WASHINGTON (Reuters) – Bank Dunia tidak berencana untuk menawarkan pembiayaan baru ke Sri Lanka, yang sedang berjuang melawan krisis ekonomi terburuk dalam beberapa dekade, sampai negara Samudra Hindia itu memiliki kerangka kebijakan ekonomi makro yang memadai, kata pemberi pinjaman pada Kamis (28 Juli).
Dalam sebuah pernyataan, Bank Dunia mengatakan Sri Lanka perlu mengadopsi reformasi struktural yang berfokus pada stabilisasi ekonomi dan mengatasi akar penyebab krisisnya, yang telah membuatnya kekurangan devisa dan menyebabkan kekurangan makanan, bahan bakar dan obat-obatan.
“Kelompok Bank Dunia sangat prihatin dengan situasi ekonomi yang mengerikan dan dampaknya terhadap rakyat Sri Lanka,” katanya.
Bank menggunakan kembali sumber daya di bawah pinjaman yang ada untuk membantu mengurangi kekurangan barang-barang penting seperti obat-obatan, gas memasak, pupuk, makanan untuk anak-anak dan uang tunai untuk rumah tangga yang rentan, tambahnya.

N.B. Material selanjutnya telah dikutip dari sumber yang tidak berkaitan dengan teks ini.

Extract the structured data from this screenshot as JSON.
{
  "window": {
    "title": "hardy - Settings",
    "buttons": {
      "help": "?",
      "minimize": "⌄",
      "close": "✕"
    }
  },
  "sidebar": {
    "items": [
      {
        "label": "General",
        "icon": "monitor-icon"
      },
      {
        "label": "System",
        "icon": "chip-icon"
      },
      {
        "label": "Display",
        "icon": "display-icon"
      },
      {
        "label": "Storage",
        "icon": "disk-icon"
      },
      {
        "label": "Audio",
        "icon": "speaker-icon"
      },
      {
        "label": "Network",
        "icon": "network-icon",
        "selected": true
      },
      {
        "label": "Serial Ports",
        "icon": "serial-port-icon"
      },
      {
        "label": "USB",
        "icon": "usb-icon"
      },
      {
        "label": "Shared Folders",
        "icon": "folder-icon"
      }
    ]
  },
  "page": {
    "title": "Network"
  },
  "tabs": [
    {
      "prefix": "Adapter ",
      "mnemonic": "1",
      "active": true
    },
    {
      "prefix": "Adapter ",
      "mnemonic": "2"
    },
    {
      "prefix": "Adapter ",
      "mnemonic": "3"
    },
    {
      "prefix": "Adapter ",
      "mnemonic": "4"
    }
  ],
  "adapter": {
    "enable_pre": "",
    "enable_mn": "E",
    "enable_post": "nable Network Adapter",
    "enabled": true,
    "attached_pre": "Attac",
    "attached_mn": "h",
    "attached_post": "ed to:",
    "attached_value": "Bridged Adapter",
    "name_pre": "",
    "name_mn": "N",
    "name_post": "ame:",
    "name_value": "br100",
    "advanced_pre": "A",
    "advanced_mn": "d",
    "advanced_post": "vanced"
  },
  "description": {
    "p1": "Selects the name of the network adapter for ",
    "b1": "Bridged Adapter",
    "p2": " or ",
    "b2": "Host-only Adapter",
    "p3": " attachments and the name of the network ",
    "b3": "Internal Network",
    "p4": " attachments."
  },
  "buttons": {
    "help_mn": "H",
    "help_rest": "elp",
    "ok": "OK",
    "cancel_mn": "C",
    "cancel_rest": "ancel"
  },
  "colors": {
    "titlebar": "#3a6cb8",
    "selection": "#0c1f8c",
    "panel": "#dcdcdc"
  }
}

Bank mengatakan sedang bekerja sama untuk membangun kontrol dan pengawasan fidusia untuk memastikan distribusi yang adil.
Mantan presiden Gotabaya Rajapaksa mengatakan pada Juni bahwa Bank Dunia akan merestrukturisasi 17 proyek yang ada dan lebih banyak bantuan akan menyusul setelah negosiasi dengan Dana Moneter Internasional mengenai pinjaman pembiayaan.

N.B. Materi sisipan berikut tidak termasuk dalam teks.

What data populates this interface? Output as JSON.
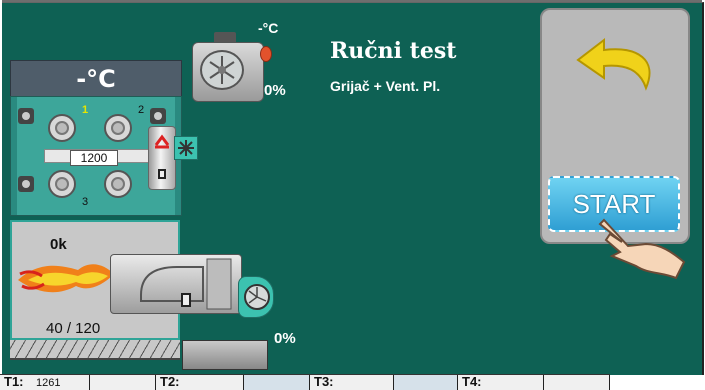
{
  "screen": {
    "title": "Ručni test",
    "subtitle": "Grijač + Vent. Pl."
  },
  "heater": {
    "temperature": "-°C",
    "pipe_value": "1200",
    "valve_numbers": [
      "1",
      "2",
      "3"
    ]
  },
  "blower": {
    "temperature": "-°C",
    "percent": "0%"
  },
  "burner": {
    "power_label": "0k",
    "fraction": "40 / 120",
    "fan_percent": "0%"
  },
  "controls": {
    "start_label": "START",
    "back_icon": "back-arrow-icon",
    "hand_icon": "pointing-hand-icon"
  },
  "sensors": [
    {
      "label": "T1:",
      "value": "1261"
    },
    {
      "label": "T2:",
      "value": ""
    },
    {
      "label": "T3:",
      "value": ""
    },
    {
      "label": "T4:",
      "value": ""
    }
  ],
  "colors": {
    "background": "#0e6154",
    "heater_body": "#3da69a",
    "start_button": "#2f9fd3",
    "back_arrow": "#f0d21a"
  }
}
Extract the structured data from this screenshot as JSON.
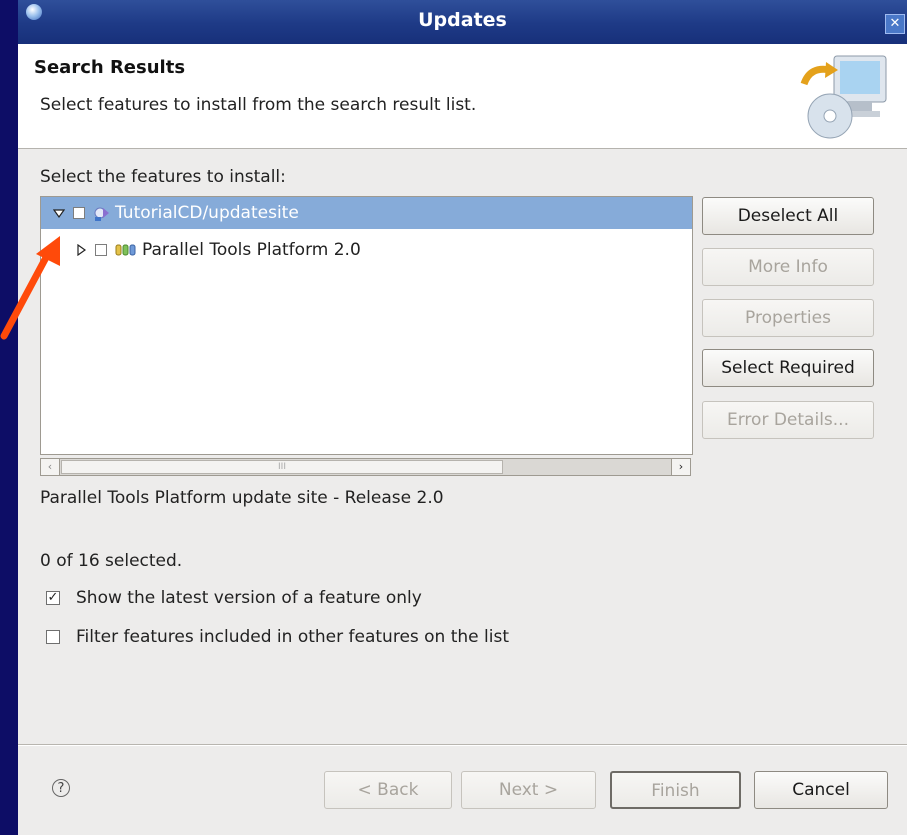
{
  "window": {
    "title": "Updates"
  },
  "banner": {
    "heading": "Search Results",
    "description": "Select features to install from the search result list."
  },
  "tree": {
    "label": "Select the features to install:",
    "rows": [
      {
        "label": "TutorialCD/updatesite",
        "expanded": true,
        "checked": false,
        "selected": true,
        "icon": "update-site-icon"
      },
      {
        "label": "Parallel Tools Platform 2.0",
        "expanded": false,
        "checked": false,
        "selected": false,
        "icon": "feature-icon"
      }
    ],
    "scroll_grip": "III"
  },
  "side_buttons": {
    "deselect_all": "Deselect All",
    "more_info": "More Info",
    "properties": "Properties",
    "select_required": "Select Required",
    "error_details": "Error Details..."
  },
  "site_description": "Parallel Tools Platform update site - Release 2.0",
  "selection_count": "0 of 16 selected.",
  "options": {
    "latest_version": {
      "label": "Show the latest version of a feature only",
      "checked": true
    },
    "filter_included": {
      "label": "Filter features included in other features on the list",
      "checked": false
    }
  },
  "footer": {
    "back": "< Back",
    "next": "Next >",
    "finish": "Finish",
    "cancel": "Cancel"
  },
  "colors": {
    "title_bar": "#1e3a86",
    "selection": "#86abd9",
    "callout_arrow": "#ff4a0a",
    "desktop": "#0d0d66"
  }
}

Sri Lanka telah berada dalam keadaan darurat sejak 13 Juli setelah protes rakyat memaksa Rajapaksa melarikan diri dari negara itu, pertama ke Maladewa dan kemudian Singapura.
Dia telah digantikan sebagai presiden oleh Ranil Wickremesinghe, yang adalah perdana menteri.